If  you have this condition, any little improvements you can make will give you huge benefits. It is a lot of work for the neck, back and shoulders to hold the head up, when it is not lined up over the spine - and instead juts forward, however slightly. 

You'll feel cooler, calmer, the muscles at the base of your neck will not be as sore. You'll have better brain function, more self confidence, and a nervous system that knows how to be quiet. Best of all, you'll easily begin to feel the body resting on the skeleton. That's nearly impossible if the head is jutted forward.  Until you can feel the head resting on the top of the spine, this is very difficult. That is where it begins - to feel the body supported by the skeleton.
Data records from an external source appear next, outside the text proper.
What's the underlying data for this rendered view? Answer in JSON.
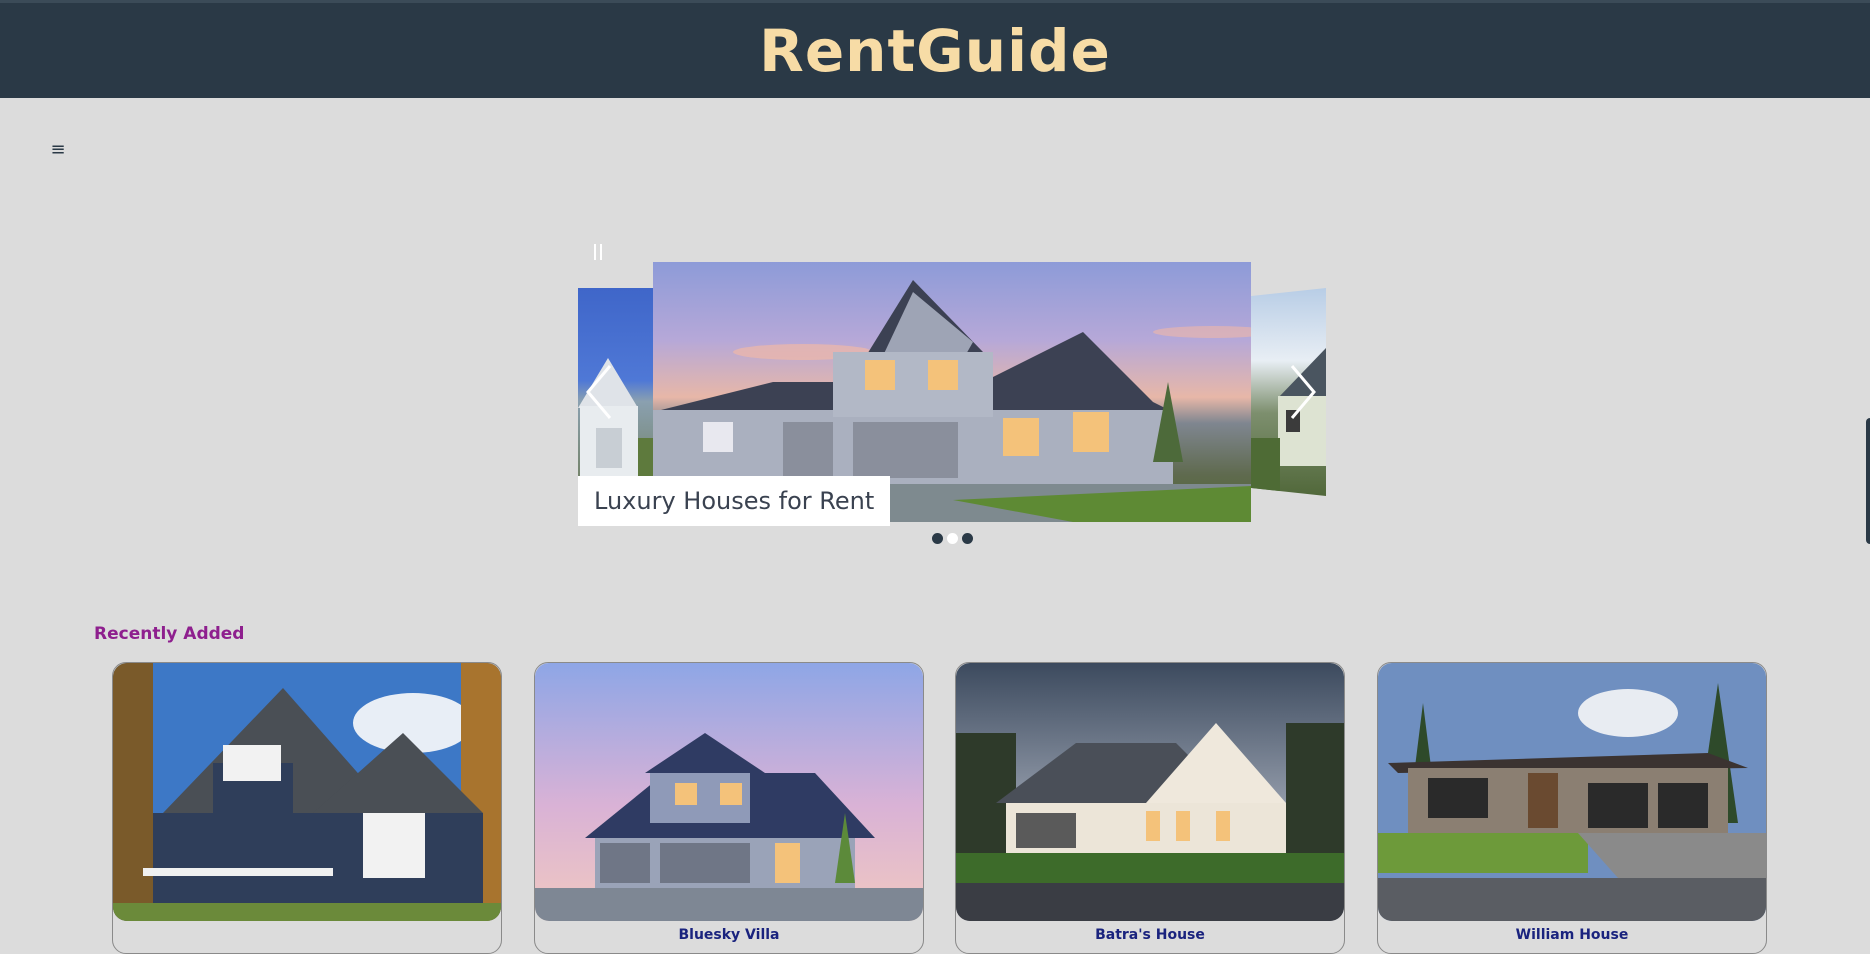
{
  "header": {
    "brand": "RentGuide"
  },
  "nav": {
    "menu_icon": "hamburger-icon"
  },
  "carousel": {
    "caption": "Luxury Houses for Rent",
    "pause_icon": "pause-icon",
    "prev_icon": "chevron-left-icon",
    "next_icon": "chevron-right-icon",
    "slide_count": 3,
    "active_slide": 2
  },
  "recent": {
    "title": "Recently Added",
    "cards": [
      {
        "name": ""
      },
      {
        "name": "Bluesky Villa"
      },
      {
        "name": "Batra's House"
      },
      {
        "name": "William House"
      }
    ]
  },
  "colors": {
    "header_bg": "#2a3946",
    "brand": "#f7dca6",
    "section_title": "#8e1f8e",
    "card_name": "#1a237e",
    "page_bg": "#dcdcdc"
  }
}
We need to be able, at will, to sense the weight of the head resting on the top of the spine, which - again -  is exactly halfway between the ears. 
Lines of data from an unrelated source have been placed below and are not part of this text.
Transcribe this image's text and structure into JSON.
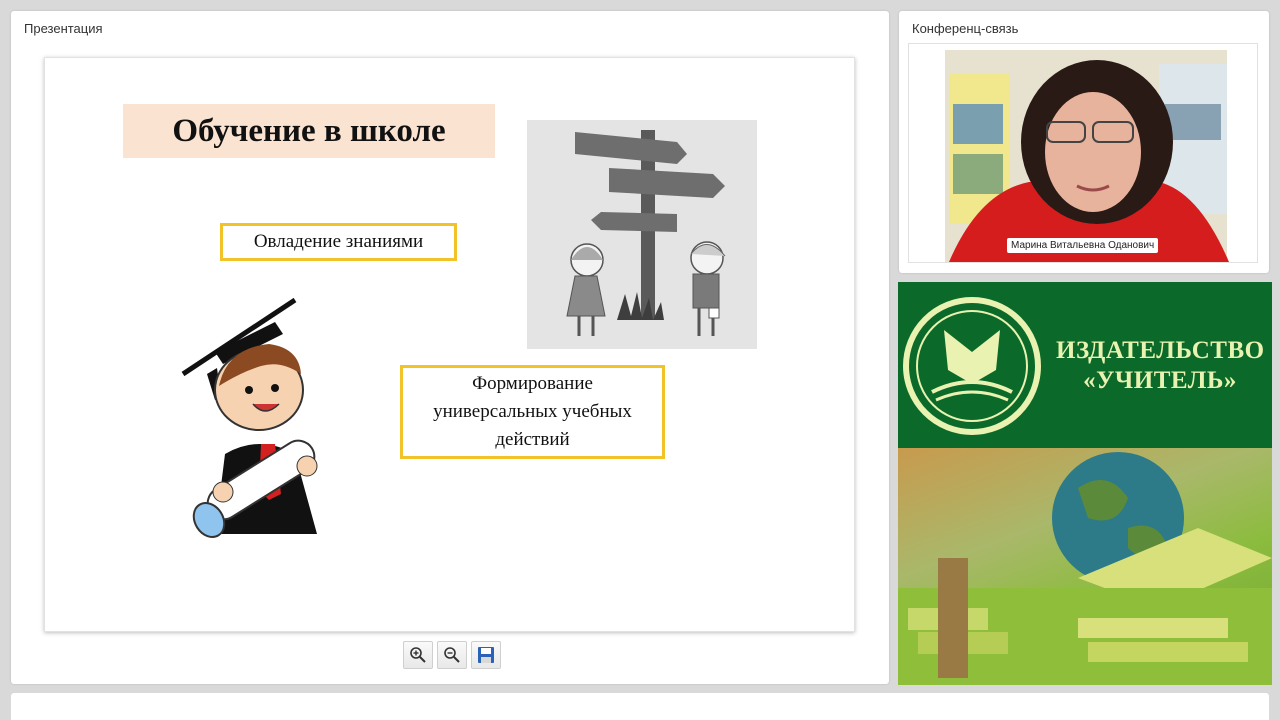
{
  "presentation": {
    "panel_title": "Презентация",
    "slide": {
      "title": "Обучение в школе",
      "box_knowledge": "Овладение знаниями",
      "box_uud": "Формирование универсальных учебных действий"
    },
    "toolbar": {
      "zoom_in_icon": "zoom-in-icon",
      "zoom_out_icon": "zoom-out-icon",
      "save_icon": "floppy-disk-icon"
    }
  },
  "conference": {
    "panel_title": "Конференц-связь",
    "participant_name": "Марина Витальевна Оданович"
  },
  "banner": {
    "line1": "ИЗДАТЕЛЬСТВО",
    "line2": "«УЧИТЕЛЬ»",
    "colors": {
      "green": "#0b6a2a",
      "text": "#e9f2b0"
    }
  }
}
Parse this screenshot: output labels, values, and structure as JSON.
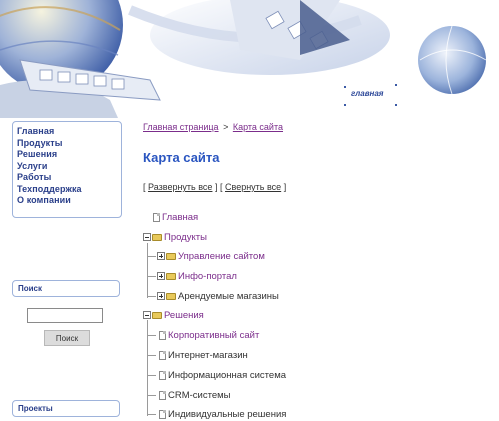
{
  "header": {
    "home_link_label": "главная"
  },
  "sidebar": {
    "nav_items": [
      {
        "label": "Главная"
      },
      {
        "label": "Продукты"
      },
      {
        "label": "Решения"
      },
      {
        "label": "Услуги"
      },
      {
        "label": "Работы"
      },
      {
        "label": "Техподдержка"
      },
      {
        "label": "О компании"
      }
    ],
    "search": {
      "header": "Поиск",
      "input_value": "",
      "button_label": "Поиск"
    },
    "projects_header": "Проекты"
  },
  "main": {
    "breadcrumb": {
      "home": "Главная страница",
      "separator": ">",
      "current": "Карта сайта"
    },
    "title": "Карта сайта",
    "toggle": {
      "open_bracket": "[",
      "expand_all": "Развернуть все",
      "close_bracket": "]",
      "collapse_all": "Свернуть все"
    },
    "tree": {
      "root": "Главная",
      "products": {
        "label": "Продукты",
        "children": [
          "Управление сайтом",
          "Инфо-портал",
          "Арендуемые магазины"
        ]
      },
      "solutions": {
        "label": "Решения",
        "children": [
          "Корпоративный сайт",
          "Интернет-магазин",
          "Информационная система",
          "CRM-системы",
          "Индивидуальные решения"
        ]
      }
    }
  },
  "colors": {
    "nav_text": "#2a3f8a",
    "link_purple": "#7b2d8b",
    "title_blue": "#2a55c0",
    "box_border": "#9eb3db"
  }
}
What is it like to feel the body resting on the skeleton? You have seen such people. They stand quietly. Their bodily movements are graceful, minimal effort produces just the movements they need. It is relaxing to see such a person, even at a distance. They are not holding themselves so tightly with their own muscles, internally. Most people do that, a lot. It is all wasted effort.  It communicates as body language power, grace, poise, efficiency, quiet responsiveness. 

Like so many other Feldenkrais-inspired transformations it affects the core of who we think we are. Most of us have accepted who we are, with all our limitations and quirks and strengths. And others have come to expect us to be that way, as well.   We little realize how much we can change, by working with movement and awareness, which is how our early self-image was formed. In my private practice, I usually see the transformation from tense-uptight-holding to resting-on-the-skeleton after 6 months to 2 years of regular sessions. Yes, it can take that long. A four year Feldenkrais Training Program would also definitely do that for you.
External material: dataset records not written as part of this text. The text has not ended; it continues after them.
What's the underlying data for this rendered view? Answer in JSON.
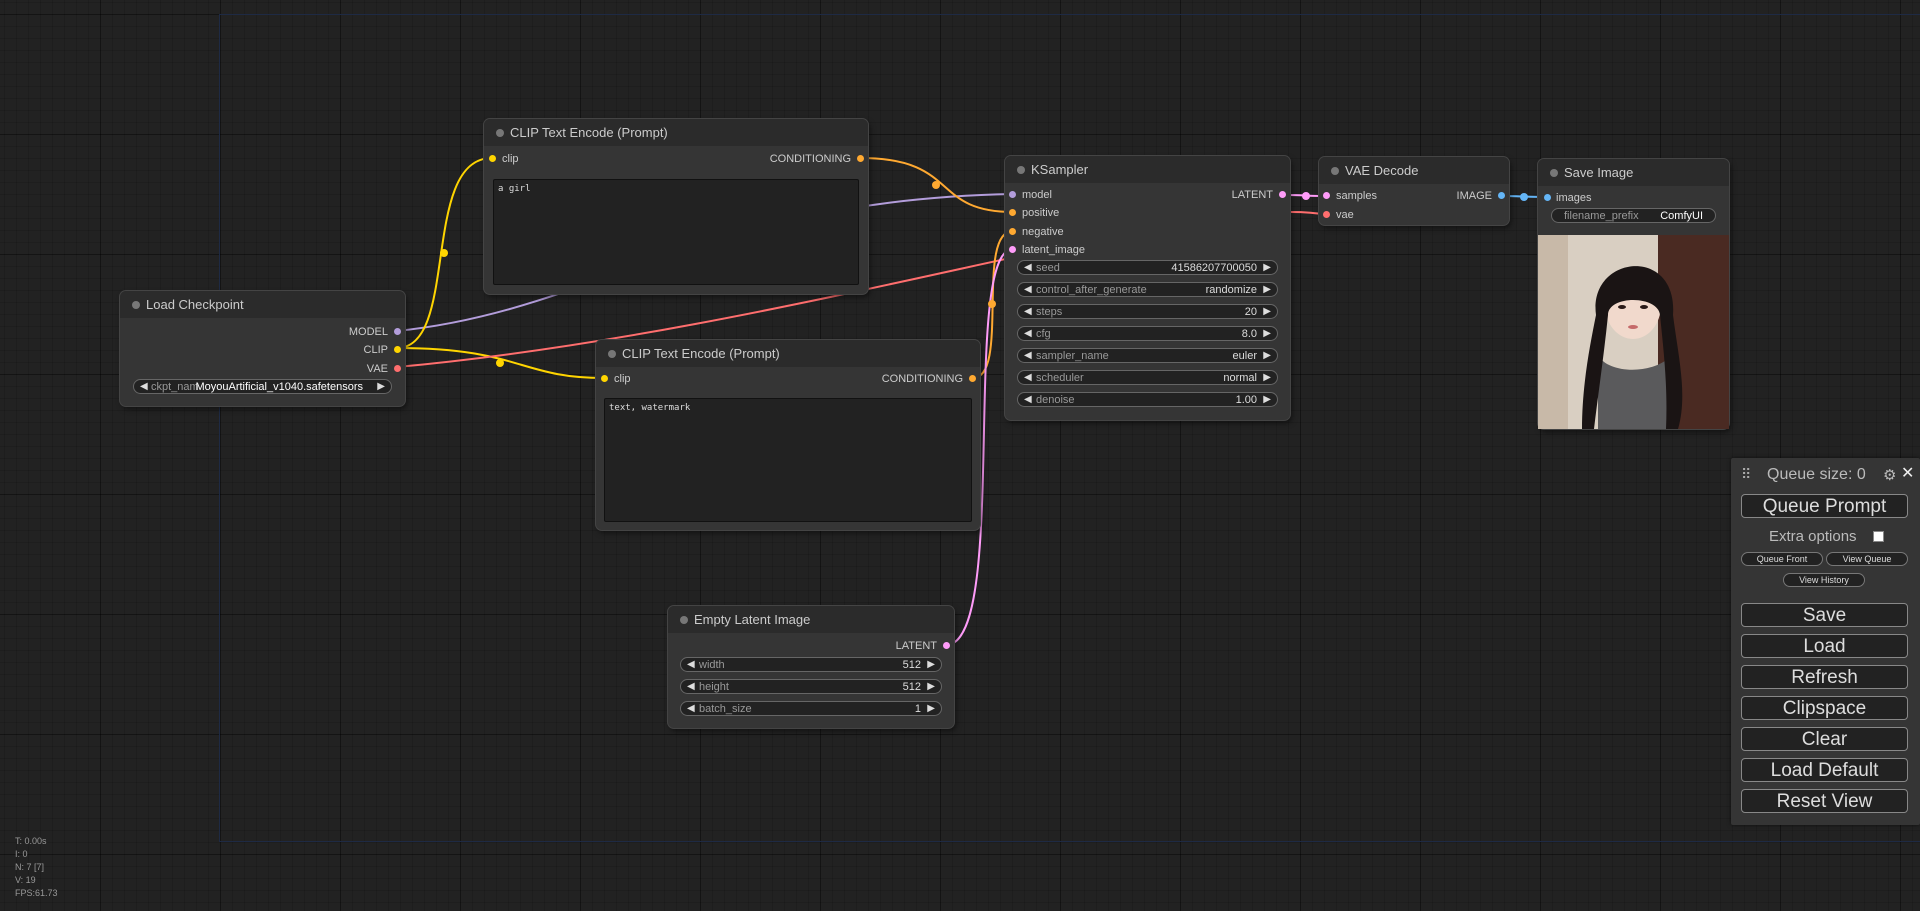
{
  "nodes": {
    "clip_top": {
      "title": "CLIP Text Encode (Prompt)",
      "input": "clip",
      "output": "CONDITIONING",
      "text": "a girl"
    },
    "clip_bottom": {
      "title": "CLIP Text Encode (Prompt)",
      "input": "clip",
      "output": "CONDITIONING",
      "text": "text, watermark"
    },
    "load_checkpoint": {
      "title": "Load Checkpoint",
      "outputs": [
        "MODEL",
        "CLIP",
        "VAE"
      ],
      "ckpt_label": "ckpt_nam",
      "ckpt_value": "MoyouArtificial_v1040.safetensors"
    },
    "ksampler": {
      "title": "KSampler",
      "inputs": [
        "model",
        "positive",
        "negative",
        "latent_image"
      ],
      "output": "LATENT",
      "widgets": [
        {
          "label": "seed",
          "value": "41586207700050"
        },
        {
          "label": "control_after_generate",
          "value": "randomize"
        },
        {
          "label": "steps",
          "value": "20"
        },
        {
          "label": "cfg",
          "value": "8.0"
        },
        {
          "label": "sampler_name",
          "value": "euler"
        },
        {
          "label": "scheduler",
          "value": "normal"
        },
        {
          "label": "denoise",
          "value": "1.00"
        }
      ]
    },
    "vae_decode": {
      "title": "VAE Decode",
      "inputs": [
        "samples",
        "vae"
      ],
      "output": "IMAGE"
    },
    "save_image": {
      "title": "Save Image",
      "input": "images",
      "prefix_label": "filename_prefix",
      "prefix_value": "ComfyUI"
    },
    "empty_latent": {
      "title": "Empty Latent Image",
      "output": "LATENT",
      "widgets": [
        {
          "label": "width",
          "value": "512"
        },
        {
          "label": "height",
          "value": "512"
        },
        {
          "label": "batch_size",
          "value": "1"
        }
      ]
    }
  },
  "panel": {
    "queue_size": "Queue size: 0",
    "queue_prompt": "Queue Prompt",
    "extra_options": "Extra options",
    "queue_front": "Queue Front",
    "view_queue": "View Queue",
    "view_history": "View History",
    "buttons": [
      "Save",
      "Load",
      "Refresh",
      "Clipspace",
      "Clear",
      "Load Default",
      "Reset View"
    ]
  },
  "stats": [
    "T: 0.00s",
    "I: 0",
    "N: 7 [7]",
    "V: 19",
    "FPS:61.73"
  ],
  "colors": {
    "model": "#b39ddb",
    "clip": "#ffd500",
    "vae": "#ff6e6e",
    "conditioning": "#ffa931",
    "latent": "#ff9cf9",
    "image": "#64b5f6"
  }
}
Chronic aches and pains go away, as well - since we are no longer holding our bones so tightly. Our movement is not so compressed - it becomes lighter, more flowing, with less compression. We feel taller, we begin to understand what it means to move into length. 

I'll finish with two hints, about how to correct head-forward posture. First, when you look down at your cell phone, or at a plate of food, or a book, while sitting, what do you do? Try it out, and be clear about what you are doing with your head and neck. If you discover that you are jutting your head forward and slumping down, that is useful information. Try out another way to look down: keeping the chin in, relax the back of the neck letting the head rotate on the axis-point between the ears, and use the eyes, rotating them downward strongly, instead of jutting the head forward and down. Let your eyes do most of the work, stay tall, be poised, keeping chin in (very important).  You may need to get new reading glasses, since you'll now be farther from the book. That is the first hint. 

Here is the second. Have you ever noticed that at a health club, lots of the veteran, bulked-up weight lifters all have their head nicely lined up with their spine? Almost none of them have head forward posture. Of course, they may have other issues. When I first noticed this (since I myself have suffered from head forward for many years, and while Feldenkrais ATM gives good relief, it takes many hours a month to maintain that relief. I wanted a quicker fix!) I recruited a personal trainer and followed his advice. Within about 6 weeks, my head and neck were better than ever, and it was permanent. It is mostly about strengthening  the upper back, back of the neck and shoulders. It involves a lot of rowing, pulling down, pulling in type movements. So, the hint is: find a personal trainer and follow his advice for at least 6 weeks. See what happens. Be sure to follow a balanced, whole-body program, not just a program for the upper back, neck and shoulders. But the emphasis can be on correcting head forward posture. 

If your trainer is competent, for sure he will at the very least teach you this: For most weight lifting moves involving the arms and shoudlers, keep the shoulders down and the chest lifted. (that advice, alone, is worth it's weight in  gold, if you have head forward posture).